RULE 6) Plan your clear route. No stepping on toys and make sure all musical toys wherever possible have been turned off
RULE 7) Know your floorboards. Absolutely have every creak mapped out in your mind. AVOID all creaks.
RULE 8) Drop low onto hands and knees – slowly.
RULE 9) Slow and steady, never speed even when the end is in sight, however deep the temptation. Trust me.
RULE 10) Ensure door is already ajar and slowly open in stages.
RULE 11) Maintain controlled breathing
…. Aaaand relax. Congratulate yourself once you are at least 3 rooms away. Well done
This is true.
I have been trying but not succeeding amazingly at doing project 333 on my clothing wardrobe (limiting wardrobe down to 33 items which includes coats, shoes and accessories ) . However if I am being honest I had rubbish clothes to begin with so I picked the best of a bad bunch. I seem to be stuck in a post post post pregnancy rut (one year on I guess not much excuse now) where baggy clothes are still my comfort zone go to.
Recently my partner even started saying ‘that coat doesn’t reflect you’ and ‘you can do better than those jeans’. I appreciate writing that that he sounds like an utter knob but all I can say is he isn’t and was trying to do me a favour in a nice way breaking this to me!
My daughter on the other hand has an amazing wardrobe – most of her clothes have been gifts from family . She has 5 outdoor coats , yes FIVE ! Compared to my one falling apart coat.

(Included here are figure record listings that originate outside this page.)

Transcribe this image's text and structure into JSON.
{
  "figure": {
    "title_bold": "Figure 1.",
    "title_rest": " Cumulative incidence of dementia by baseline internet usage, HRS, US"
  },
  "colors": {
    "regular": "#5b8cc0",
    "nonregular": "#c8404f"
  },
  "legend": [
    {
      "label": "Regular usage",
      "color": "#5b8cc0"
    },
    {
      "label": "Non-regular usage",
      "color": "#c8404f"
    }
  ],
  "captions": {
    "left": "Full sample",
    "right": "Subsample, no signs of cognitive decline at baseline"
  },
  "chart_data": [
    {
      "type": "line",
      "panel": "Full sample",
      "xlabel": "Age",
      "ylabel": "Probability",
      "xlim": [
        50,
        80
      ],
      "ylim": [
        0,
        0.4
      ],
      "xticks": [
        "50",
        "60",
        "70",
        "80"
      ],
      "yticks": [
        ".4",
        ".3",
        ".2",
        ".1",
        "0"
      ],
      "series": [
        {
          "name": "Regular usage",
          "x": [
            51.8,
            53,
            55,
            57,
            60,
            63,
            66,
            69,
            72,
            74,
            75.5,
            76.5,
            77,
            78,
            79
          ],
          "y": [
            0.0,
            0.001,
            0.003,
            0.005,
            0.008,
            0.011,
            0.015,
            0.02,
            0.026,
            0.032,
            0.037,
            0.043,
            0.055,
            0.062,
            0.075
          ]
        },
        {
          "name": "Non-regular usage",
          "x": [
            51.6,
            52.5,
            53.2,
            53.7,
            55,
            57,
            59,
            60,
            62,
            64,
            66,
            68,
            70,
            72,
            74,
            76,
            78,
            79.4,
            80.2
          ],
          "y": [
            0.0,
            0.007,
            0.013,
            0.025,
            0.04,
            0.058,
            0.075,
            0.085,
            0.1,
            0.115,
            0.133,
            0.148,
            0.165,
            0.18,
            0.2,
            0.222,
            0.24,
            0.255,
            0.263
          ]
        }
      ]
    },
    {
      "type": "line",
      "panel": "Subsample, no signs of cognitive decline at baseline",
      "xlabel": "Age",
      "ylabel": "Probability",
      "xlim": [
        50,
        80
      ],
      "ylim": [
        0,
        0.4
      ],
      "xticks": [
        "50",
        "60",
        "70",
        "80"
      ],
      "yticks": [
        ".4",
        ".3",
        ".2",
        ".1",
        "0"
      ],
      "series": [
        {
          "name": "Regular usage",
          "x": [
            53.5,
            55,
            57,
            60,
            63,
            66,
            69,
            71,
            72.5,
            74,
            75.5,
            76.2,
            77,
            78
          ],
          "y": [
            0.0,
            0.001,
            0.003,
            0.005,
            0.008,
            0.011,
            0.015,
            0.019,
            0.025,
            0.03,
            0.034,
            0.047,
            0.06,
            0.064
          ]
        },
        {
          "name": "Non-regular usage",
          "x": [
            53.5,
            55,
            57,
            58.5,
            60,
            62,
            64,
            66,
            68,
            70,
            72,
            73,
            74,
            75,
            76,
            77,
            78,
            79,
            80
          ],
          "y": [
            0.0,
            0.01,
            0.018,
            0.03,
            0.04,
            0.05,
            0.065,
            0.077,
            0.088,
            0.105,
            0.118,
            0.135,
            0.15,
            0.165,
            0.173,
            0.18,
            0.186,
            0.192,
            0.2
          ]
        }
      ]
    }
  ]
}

She has beautiful wool hats , gloves , tights , dresses , different tops and leggings , 2 pairs of jeans , shoes and lots more. She is very lucky indeed and I wouldn’t change it for the world !
Now where is my falling apart jumper again …
1) She just stares when I dance in the kitchen. So I dance more (to get a laugh or smile) …. and she just continues to stare. She doesn’t join in.
2) She just stares when I make baby noise or voices (to get a laugh or a smile) . She maintains a stare and does not smile. This is always.
3) I read a book in a fast high pitch voice or in fact any voice … it’s not fast enough for her and she turns every page before I have finished . She does not appreciate the funny voices. She wants me to get on with it. I swear she just rolled her eyes at me.
4) She knows how to use a spoon pretty well. However she makes a conscious choice to not use the spoon. She opens her mouth and stares . She won’t hold the spoon. Why should she (is what she thinks behind those eyes). She waits to be fed. Her way or the highway.